Cosa è una liquidazione?

È possibile accedere a questa procedura prevista dalla Legge 3 del 2012 anche senza essere in possesso di beni mobili/immobili (in questo caso si metterà a disposizione dei creditori ad esempio una provvista mensile derivante dallo stipendio) o avendo solo un reddito esiguo.

Vi si può accedere chiaramente anche nel caso in cui vi siano beni del debitore da liquidare (che siano ad esempio immobili o mobili registrati come le auto).

Il soggetto sovraindebitato, non avendo la possibilità di riuscire a formulare una proposta di rientro per tutti i creditori, prende la decisione di liquidare tutto quello che è il suo patrimonio.

Il debitore quindi cede il proprio patrimonio, destinandolo al pagamento dei suoi debiti. Il vantaggio concreto consiste nel fatto che il patrimonio disponibile è inferiore a tutto il monte debitorio e spesso non è di facile liquidazione e vendita.

Grazie a questa procedura vengono innanzitutto individuati i suoi beni, compreso lo stipendio. Si escludono dalla liquidazione i beni non pignorabili, i crediti necessari per l’alimentazione e il mantenimento nonché gli stipendi, nella misura necessaria al mantenimento del debitore e della sua famiglia.

Il Gestore della Crisi, nominato da un Organismo di Composizione della Crisi, redigerà –d’accordo con l’eventuale professionista designato e con il debitore- una relazione particolareggiata di attestazione che depositerà in Tribunale contenente, tra l’altro, una stima di questi beni, sia mobili che immobili.

Il giudice verificata la correttezza e la fattibilità della procedura emetterà il decreto di apertura della procedura liquidatoria.

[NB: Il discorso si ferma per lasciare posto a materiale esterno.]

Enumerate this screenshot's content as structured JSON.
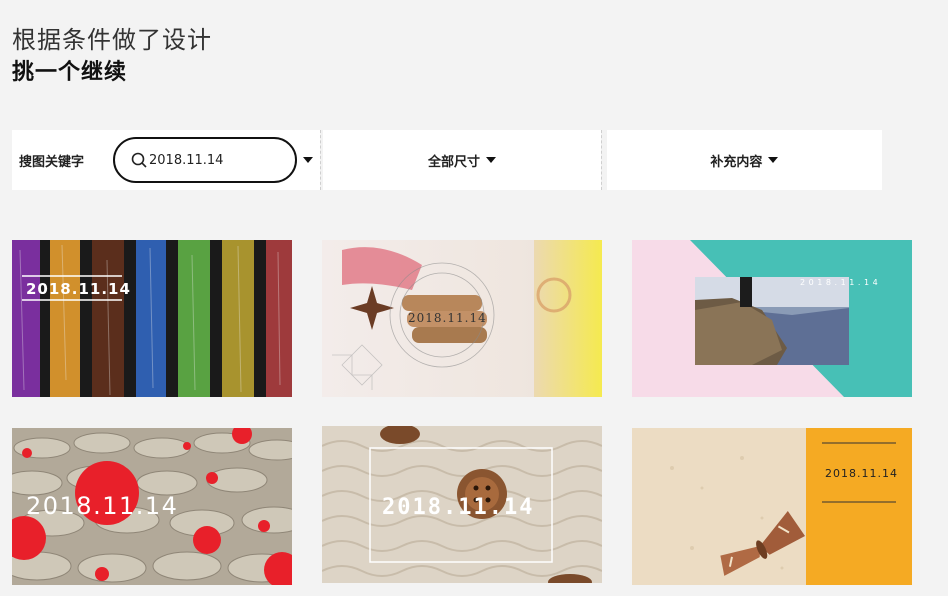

L’obiettivo sarà quello di liquidare i beni riuscendo a sanare, almeno in parte, i debiti contratti dal soggetto sovraindebitato.

Tutto il ricavato, infatti, verrà successivamente destinato al pagamento, totale o parziale, dei debiti.

La procedura avrà la durata minima di 4 anni.

Tramite il decreto di apertura della liquidazione del patrimonio verranno sospese tutte le procedure esecutive pendenti e non potranno esserne iniziate di nuove.

Al termine della procedura il debitore, che avrà in qualche modo “sanato” la situazione derivante da impegni economici (obbligazioni) non rispettati nei confronti di tutti creditori, che si sarà comportato con diligenza, che avrà cooperato con gli organi della procedura, che non avrà omesso altri proventi e non avrà contratto nuovo debito, potrà aspirare ai benefici dell’esdebitazione e liberarsi definitivamente da tutti i debiti avendo nuovamente accesso al credito. L’esdebitazione non è automatica e andrà richiesta al giudice mediante ricorso.

Il fine ultimo delle procedure di sovraindebitamento è infatti l’esdebitazione, la totale liberazione dai debiti con lo stralcio definitivo del residuo (ciò che non si è “ripianato” con la procedura) e la possibilità di avere nuovamente accesso al credito.

 

Quindi, con un debito complessivo di oltre un milione e centomila euro mettono a disposizione dei creditori, nei quattro anni di procedura:

Lui:

  • la cessione delle sue quote degli immobili a un acquirente già individuato;
  • il subentro nelle procedure esecutive pendenti nei suoi confronti e nei confronti del padre e del fratello aventi ad oggetto gli immobili di loro proprietà pro quota;
  • l’intervento nella procedura esecutiva immobiliare volto al recupero della somma di sua competenza quale ex proprietario della quota di ½ dell’immobile;
  • la non opponibilità del pignoramento presso terzi ottenuto da una S.p.A. pari al 1/5 della retribuzione;
  • una somma mensile pari ad euro 200,00 per tutta la durata della procedura;
  • il riscatto anticipato della somma maturata nel Fondo Pensione.

Lei:

  • tutti i propri averi, i redditi ed eventuali altre entrate future per 4 anni dalla data di apertura del procedimento di liquidazione;
  • una somma mensile pari ad euro 150,00 per tutta la durata della procedura.

Liquideranno sostanzialmente nei 4 anni di procedura l’immobile già oggetto di esecuzione, del valore di circa € 65.000,00 e una provvista mensile di € 350,00, in due, per un totale di € 80.000,00 circa.

Un risultato sorprendente a fronte dell’enormità dei debiti!

Se rispetteranno quanto stabilito, alla fine della procedura potranno beneficiare dell’esdebitazione ottenendo la liberazione totale dai debiti che da oltre 15 anni li opprimono.